Злюка
Шрифт:
— Да? — дрогнувшим голосом произнесла бабушка. — Может быть.
Марго. Черновик романа «Я и Ты»:
«Это все-таки случилось. То самое, чего я боялась больше жизни. Отвратительное, гадкое, мерзкое.
Задержка… Я забеременела?!
Поначалу я еще надеялась, что обойдется. Подумаешь, неделя прошла, другая… Третья. Вон у Нины, подруги, критические дни раз в полгода случались. А у нее, Нины, никого не было.
Ты уехал в Москву, с Варей, и ее дедушка с бабушкой рассказывали во дворе, как вы с ней там замечательно устроились. Как блестяще и дружно вы сдали вступительные экзамены, как Ты трогательно заботишься об их девочке в чужом городе и все такое прочее…
Они рассказывали жильцам нашего дома о Варе и косились при этом на меня, стоявшую в сторонке. На меня, глупую, несдержанную злюку. Мстительную фурию, в припадке ярости задушившую пояском от своего платья несчастную Лили. Редкое животное, между прочим, которое с таким трудом достали папа и мама Вареньки. Заплатили за игуану кучу денег, с приключениями везли из Мексики… И все усилия пошли прахом, потому что глупая Ритка Булгакова, живущая по соседству в Видногорске, не простила ящерке укушенный палец!
После одного из таких выступлений Варенькиных деда с бабкой я убежала домой, и там меня буквально стало выворачивать наизнанку.
Меня стало тошнить почти каждый день. И еще были приметы — из тех, о которых меня предупреждала мама когда-то.
Мое тело стало чужим, незнакомым. В нем словно завелся паразит. Гадкое насекомое. И ладно бы насекомое… Другой человек. Чужой! Хотя, формально, вроде бы Твой и мой ребенок, но он мне был откровенно чужим. Потому что я его не хотела! Он бы родился и одним своим видом, своим плачем стал бы напоминать ежедневно и ежесекундно о том, что я занималась тем, чем мне было заниматься нельзя. Рано. Он бы напоминал мне и окружающим о том, что подобные неприятности происходят только с глупыми маленькими шлюшками.

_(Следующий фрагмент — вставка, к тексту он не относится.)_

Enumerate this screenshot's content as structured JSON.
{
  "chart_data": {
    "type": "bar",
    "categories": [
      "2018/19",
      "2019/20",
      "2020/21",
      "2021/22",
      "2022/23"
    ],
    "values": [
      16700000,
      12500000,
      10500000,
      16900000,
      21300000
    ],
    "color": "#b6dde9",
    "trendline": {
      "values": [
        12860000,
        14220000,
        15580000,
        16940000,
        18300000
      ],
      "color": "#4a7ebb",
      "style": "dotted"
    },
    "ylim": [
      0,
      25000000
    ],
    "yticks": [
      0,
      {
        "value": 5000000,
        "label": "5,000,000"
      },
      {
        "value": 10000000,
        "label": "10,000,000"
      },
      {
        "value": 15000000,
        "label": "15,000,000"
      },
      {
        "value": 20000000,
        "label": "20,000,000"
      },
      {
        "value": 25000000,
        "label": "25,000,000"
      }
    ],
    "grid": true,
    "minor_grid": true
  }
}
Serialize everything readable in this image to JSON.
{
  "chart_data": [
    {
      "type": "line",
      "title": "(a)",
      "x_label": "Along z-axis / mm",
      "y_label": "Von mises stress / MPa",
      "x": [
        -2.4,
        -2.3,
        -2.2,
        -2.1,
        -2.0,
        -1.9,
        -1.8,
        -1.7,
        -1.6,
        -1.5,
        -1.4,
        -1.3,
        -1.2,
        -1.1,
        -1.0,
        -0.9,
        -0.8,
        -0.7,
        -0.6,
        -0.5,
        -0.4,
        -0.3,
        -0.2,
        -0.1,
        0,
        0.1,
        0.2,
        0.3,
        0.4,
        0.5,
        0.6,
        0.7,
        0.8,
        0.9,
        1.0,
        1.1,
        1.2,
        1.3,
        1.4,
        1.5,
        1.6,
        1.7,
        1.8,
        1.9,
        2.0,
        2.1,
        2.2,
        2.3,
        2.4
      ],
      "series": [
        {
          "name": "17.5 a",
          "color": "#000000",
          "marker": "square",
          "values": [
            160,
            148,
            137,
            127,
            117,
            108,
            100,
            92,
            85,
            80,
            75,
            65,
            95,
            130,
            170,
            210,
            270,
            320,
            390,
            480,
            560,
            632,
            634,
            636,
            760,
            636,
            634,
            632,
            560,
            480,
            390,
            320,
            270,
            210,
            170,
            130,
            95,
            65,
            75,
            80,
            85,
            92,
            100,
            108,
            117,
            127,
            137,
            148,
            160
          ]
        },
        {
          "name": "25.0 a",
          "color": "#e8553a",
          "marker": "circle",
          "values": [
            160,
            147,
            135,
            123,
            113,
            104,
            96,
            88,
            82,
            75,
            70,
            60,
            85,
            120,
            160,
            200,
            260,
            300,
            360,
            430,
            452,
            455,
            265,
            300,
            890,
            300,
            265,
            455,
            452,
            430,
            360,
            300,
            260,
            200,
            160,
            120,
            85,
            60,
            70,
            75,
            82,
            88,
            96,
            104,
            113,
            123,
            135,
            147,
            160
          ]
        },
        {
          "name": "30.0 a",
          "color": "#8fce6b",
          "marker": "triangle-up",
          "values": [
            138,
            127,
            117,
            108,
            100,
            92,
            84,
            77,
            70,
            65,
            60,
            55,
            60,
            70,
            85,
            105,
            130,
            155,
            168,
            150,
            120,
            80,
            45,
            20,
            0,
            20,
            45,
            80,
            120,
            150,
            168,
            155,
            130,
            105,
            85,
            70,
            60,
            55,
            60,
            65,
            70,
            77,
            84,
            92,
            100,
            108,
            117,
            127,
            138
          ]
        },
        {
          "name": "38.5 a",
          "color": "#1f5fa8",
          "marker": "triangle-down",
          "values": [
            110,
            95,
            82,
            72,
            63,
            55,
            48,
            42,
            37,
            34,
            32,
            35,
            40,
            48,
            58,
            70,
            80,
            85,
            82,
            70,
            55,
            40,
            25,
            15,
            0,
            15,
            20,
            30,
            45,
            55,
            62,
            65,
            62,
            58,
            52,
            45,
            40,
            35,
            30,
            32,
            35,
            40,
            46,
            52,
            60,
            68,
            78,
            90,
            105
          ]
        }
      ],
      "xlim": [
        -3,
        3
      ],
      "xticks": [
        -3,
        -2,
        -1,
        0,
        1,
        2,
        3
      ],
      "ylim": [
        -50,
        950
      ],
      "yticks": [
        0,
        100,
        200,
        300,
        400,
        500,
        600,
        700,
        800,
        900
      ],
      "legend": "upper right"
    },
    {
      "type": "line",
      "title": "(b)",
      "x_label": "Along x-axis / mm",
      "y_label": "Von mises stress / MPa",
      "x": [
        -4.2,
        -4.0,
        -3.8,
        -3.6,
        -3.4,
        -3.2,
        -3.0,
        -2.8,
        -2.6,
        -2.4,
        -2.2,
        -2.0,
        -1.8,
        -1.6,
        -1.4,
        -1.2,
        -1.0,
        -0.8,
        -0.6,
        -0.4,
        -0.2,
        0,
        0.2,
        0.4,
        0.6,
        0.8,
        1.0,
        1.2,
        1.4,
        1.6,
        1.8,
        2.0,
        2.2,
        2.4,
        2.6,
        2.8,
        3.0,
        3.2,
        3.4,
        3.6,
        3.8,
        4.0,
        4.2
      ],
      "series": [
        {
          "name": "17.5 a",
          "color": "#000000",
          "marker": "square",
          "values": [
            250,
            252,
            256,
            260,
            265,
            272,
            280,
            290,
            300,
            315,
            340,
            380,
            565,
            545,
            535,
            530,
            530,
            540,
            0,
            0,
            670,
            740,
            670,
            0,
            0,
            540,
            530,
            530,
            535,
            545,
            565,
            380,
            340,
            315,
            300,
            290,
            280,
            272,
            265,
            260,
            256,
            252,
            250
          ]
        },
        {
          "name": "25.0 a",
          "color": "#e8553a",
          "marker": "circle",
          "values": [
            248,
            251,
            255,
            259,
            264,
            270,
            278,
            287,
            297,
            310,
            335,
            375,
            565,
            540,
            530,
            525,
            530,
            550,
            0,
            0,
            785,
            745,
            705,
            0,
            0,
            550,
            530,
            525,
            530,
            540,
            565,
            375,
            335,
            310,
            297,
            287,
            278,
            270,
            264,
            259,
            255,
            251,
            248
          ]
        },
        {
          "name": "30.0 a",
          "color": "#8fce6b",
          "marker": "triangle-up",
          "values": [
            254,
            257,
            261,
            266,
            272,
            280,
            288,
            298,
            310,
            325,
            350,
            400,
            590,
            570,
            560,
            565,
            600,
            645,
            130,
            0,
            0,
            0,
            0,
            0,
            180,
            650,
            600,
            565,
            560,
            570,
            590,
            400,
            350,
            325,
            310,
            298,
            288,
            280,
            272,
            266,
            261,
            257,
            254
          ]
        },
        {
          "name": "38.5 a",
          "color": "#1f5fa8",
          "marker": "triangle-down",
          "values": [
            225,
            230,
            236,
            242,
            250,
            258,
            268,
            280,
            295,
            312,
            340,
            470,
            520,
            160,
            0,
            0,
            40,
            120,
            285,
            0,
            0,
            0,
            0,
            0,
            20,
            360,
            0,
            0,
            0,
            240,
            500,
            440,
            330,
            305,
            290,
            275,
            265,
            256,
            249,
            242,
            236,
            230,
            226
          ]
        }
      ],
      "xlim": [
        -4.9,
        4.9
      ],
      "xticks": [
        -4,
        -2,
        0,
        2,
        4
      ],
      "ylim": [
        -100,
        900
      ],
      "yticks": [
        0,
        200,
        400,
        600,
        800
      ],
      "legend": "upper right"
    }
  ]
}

Потому что хорошие, умные, приличные девочки в это время должны поступать в институт, учиться, думать о будущем. Именно о таких приличных девочках и заботятся хорошие мальчики. Да, кстати, хорошие мальчики могут иногда ошибаться, и они оступаются, связываясь с глупыми маленькими шлюшками, но мальчикам это простительно. Хорошие мальчики рано или поздно бросают шлюшек и вступают в брак с приличными девочками.
В те времена в маленьком городке, где я жила, отношение к подобным ситуациям было вполне однозначным. Нет, никто юных матерей-одиночек камнями не закидывал, пальцами в них не тыкал, но…
«Допрыгалась, — морщась, сказала мне мать, наблюдая, как меня в очередной раз тошнит в туалете. — А я тебя предупреждала… Гадость какая. Ладно бы ты была Светкой, дочерью тети Маши, дворничихи… Той самой Светкой, которая в четырнадцать родила. Но ты — моя дочь! Дочь главного бухгалтера… Меня в городе все знают. Тьфу!»
Гадость-гадость-гадость — вот как называлось мое состояние на тот момент.
Поэтому даже не обсуждалось, что со мной будет дальше. «Лариса Юрьевна — завотделением в Первой
Мать не сомневалась, что надо делать. И я тоже не сомневалась ни секунды, потому что — гадость-гадость-гадость.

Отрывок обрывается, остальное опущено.